Locating Low-Cost Air Quality Monitoring Devices in Low-Resource Regions Is Not Enough to Acquire Robust Air Quality Data Usable for Policy Decisions
Air quality monitoring (AQM) is key to maintaining healthy air in cities. This is crucial in low- and middle-income countries due to increasing evidence of poor air quality but lack of monitors to consistently collect evaluate air quality data and effect policy changes, mainly because of the costs of monitoring devices. In participating in a challenge for the development of low-cost AQM devices in low-resource regions, an Arduino-based device with sensors for particulate matter size, temperature, and humidity data acquisition was developed for deployment in Port Harcourt, a city in Nigeria’s Niger Delta region, exposed to poor air quality partly due to gas and oil production activities.
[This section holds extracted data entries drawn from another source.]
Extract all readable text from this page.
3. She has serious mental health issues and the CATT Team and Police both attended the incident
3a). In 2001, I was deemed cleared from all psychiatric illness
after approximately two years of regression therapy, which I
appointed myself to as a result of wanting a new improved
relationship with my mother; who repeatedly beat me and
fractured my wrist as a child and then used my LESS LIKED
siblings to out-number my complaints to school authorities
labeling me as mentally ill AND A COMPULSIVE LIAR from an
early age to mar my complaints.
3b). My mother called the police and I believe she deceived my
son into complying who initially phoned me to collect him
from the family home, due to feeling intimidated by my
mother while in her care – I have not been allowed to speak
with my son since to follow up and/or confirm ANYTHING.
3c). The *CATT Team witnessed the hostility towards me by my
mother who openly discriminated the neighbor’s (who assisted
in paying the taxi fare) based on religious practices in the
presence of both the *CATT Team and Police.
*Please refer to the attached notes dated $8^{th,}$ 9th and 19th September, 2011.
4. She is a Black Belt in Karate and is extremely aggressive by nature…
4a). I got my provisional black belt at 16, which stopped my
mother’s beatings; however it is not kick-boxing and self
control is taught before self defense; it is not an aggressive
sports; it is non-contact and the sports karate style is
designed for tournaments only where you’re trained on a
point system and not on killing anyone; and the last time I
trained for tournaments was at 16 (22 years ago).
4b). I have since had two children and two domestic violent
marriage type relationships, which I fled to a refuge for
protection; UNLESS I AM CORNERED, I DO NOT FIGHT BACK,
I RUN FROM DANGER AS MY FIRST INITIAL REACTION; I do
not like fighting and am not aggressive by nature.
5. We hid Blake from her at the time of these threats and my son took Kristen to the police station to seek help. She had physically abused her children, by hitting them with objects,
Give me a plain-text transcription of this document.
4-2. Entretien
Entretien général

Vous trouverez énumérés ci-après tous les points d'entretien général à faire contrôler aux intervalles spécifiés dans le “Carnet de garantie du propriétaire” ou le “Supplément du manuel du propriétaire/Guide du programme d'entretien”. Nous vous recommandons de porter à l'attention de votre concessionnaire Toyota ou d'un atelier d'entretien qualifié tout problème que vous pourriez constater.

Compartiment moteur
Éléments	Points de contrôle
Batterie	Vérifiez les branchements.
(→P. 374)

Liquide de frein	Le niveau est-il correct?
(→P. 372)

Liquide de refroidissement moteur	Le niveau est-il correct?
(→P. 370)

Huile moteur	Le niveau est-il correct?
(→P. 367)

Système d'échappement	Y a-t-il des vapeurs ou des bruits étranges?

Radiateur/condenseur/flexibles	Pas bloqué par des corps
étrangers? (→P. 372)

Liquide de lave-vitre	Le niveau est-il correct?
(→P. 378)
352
During the project, challenges to AQM were encountered, including inadequate awareness of air quality issues, lack of necessary AQM device components, unavailability of trained manpower and partnerships, and lack of funding. However, lack of a means of calibrating the device was a major hindrance, as no reference AQM instrument was available, rendering the data acquired largely qualitative, educational, and useless for regulatory purposes. There is an urgent need for AQM in such cities. However, a robust AQM strategy must be designed and used to address these constraints, especially whilst using low-cost devices, for significant progress in acquiring robust air quality data in such low-resource regions to be made.